Linear Varieties in $\mathbb{P}^n$. A hypersurface defined by a linear polynomial is called a hyperplane.

1. Show that the following two conditions are equivalent for a variety $Y$ in $\mathbb{P}^n$:
1. $I(Y)$ can be generated by linear polynomials.
2. $Y$ can be written as an intersection of hyperplanes.

In this case we say that $Y$ is a linear variety in $\mathbb{P}^n$.

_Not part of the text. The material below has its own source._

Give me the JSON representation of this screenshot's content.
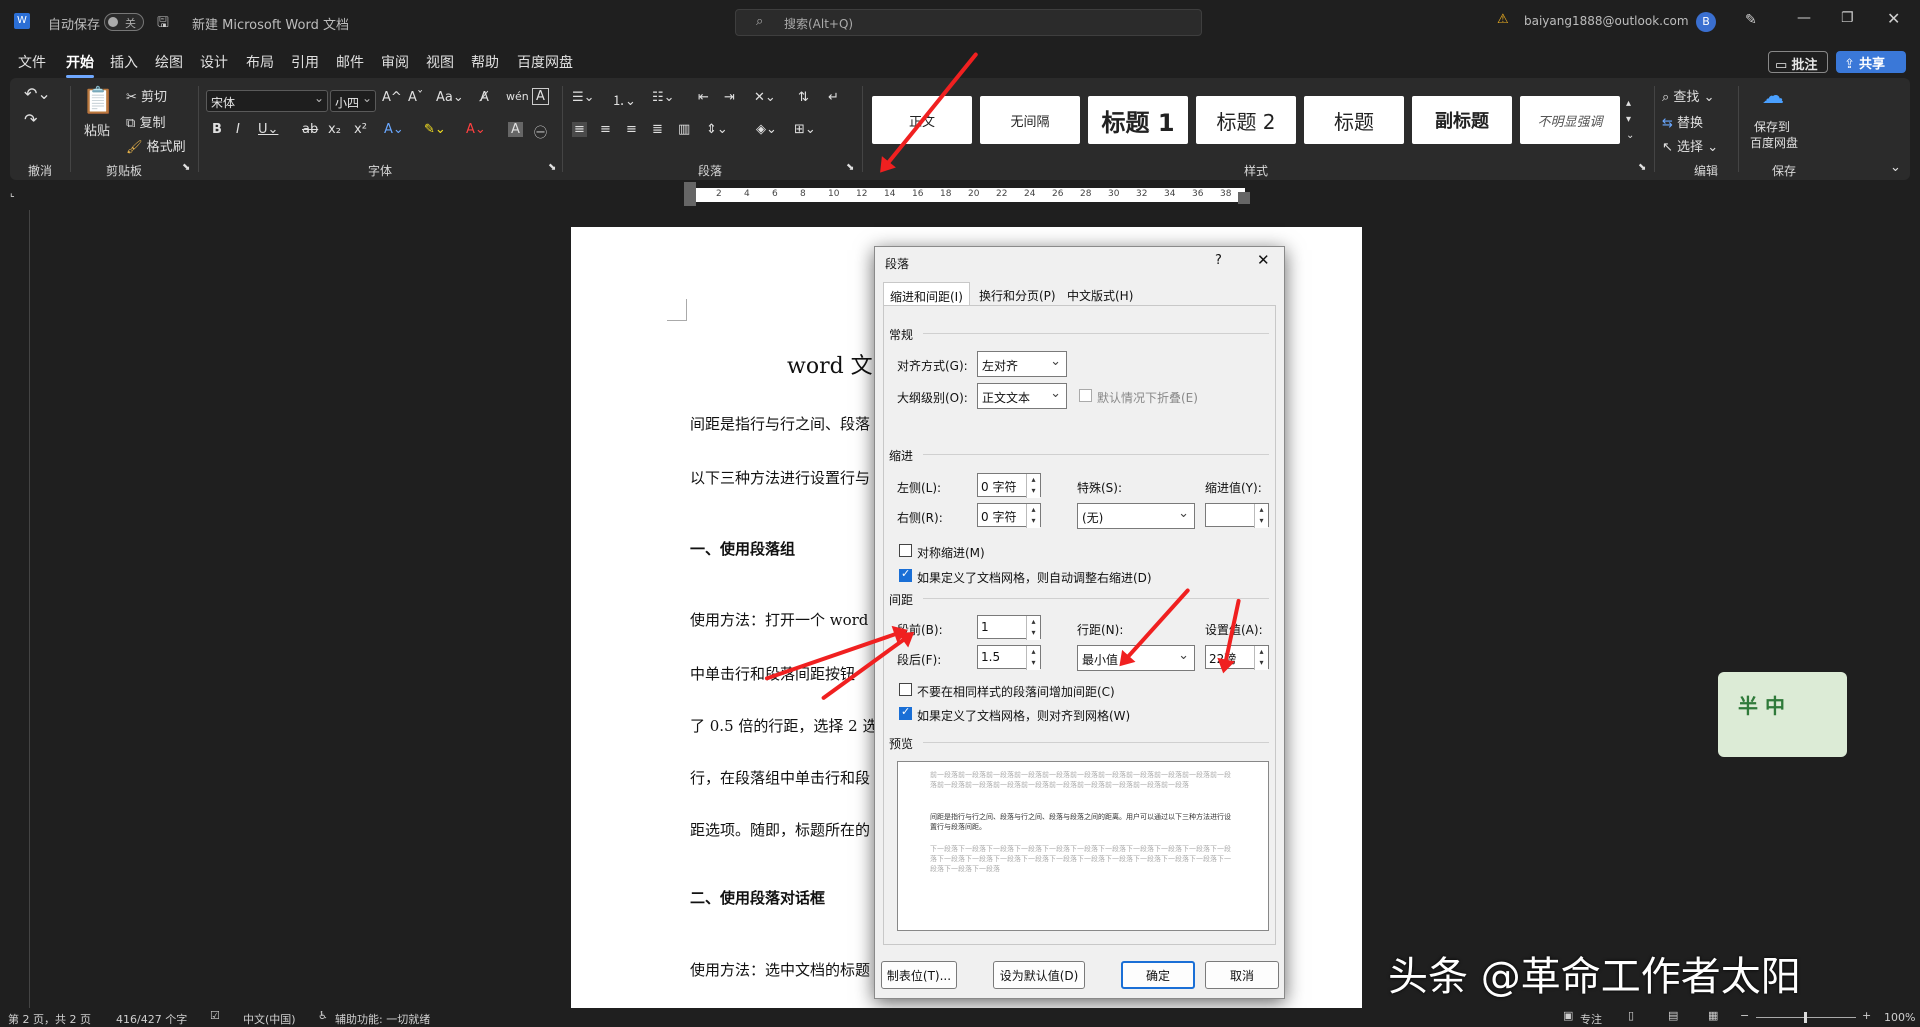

2. If $Y$ is a linear variety of dimension $r$ in $\mathbb{P}^n$, show that $I(Y)$ is minimally generated by $n - r$ linear polynomials.
3. Let $Y,Z$ be linear varieties in $\mathbb{P}^n$, with $\dim Y = r, \dim Z = s$. If $r+s-n\ge0$, then $Y \cap Z \ne \emptyset$. Furthermore, if $Y \cap Z \ne \emptyset$, then $Y \cap Z$ is a linear variety of dimension $\ge r + s - n$.

Proof of a. $I(Y) = \langle f_1,\ldots,f_r \rangle$ for $f_i$ linear implies $Y = Z(f_1) \cap \cdots \cap Z(f_r)$ for $Z(f_i)$ hyperplanes. If $Y = H_1 \cap \cdots \cap H_r$, then $I(Y) = I(H_1 \cap \cdots \cap H_r) = \langle I(H_1),\ldots,I(H_r) \rangle$, where we note each $I(H_i)$ is a linear polynomial. Note we can drop the radical since our generators are linear.

Proof of b. Suppose $I(Y)$ can be generated by $r+1$, i.e., $\dim S(Y) > r+1$. By Problem $2.6$ this implies $\dim Y > r$, a contradiction.

Proof of c. Consider their respective affine cones $C(Y),C(Z)$; they have dimension $r+1,s+1$ respectively by Problem 2.10. Then, their intersection in $\mathbb{A}^{n+1}$ has dimension $\ge (r+1) + (s+1) - (n+1) = r + s - n + 1 \ge 1$ by the hypothesis $r + s - n \ge 0$. Since $C(Y) \cap C(Z) = C(Y \cap Z)$, we finally have that $\dim Y \cap Z \ge r + s - n$ by Problem 2.10. $Y \cap Z$ is linear by a.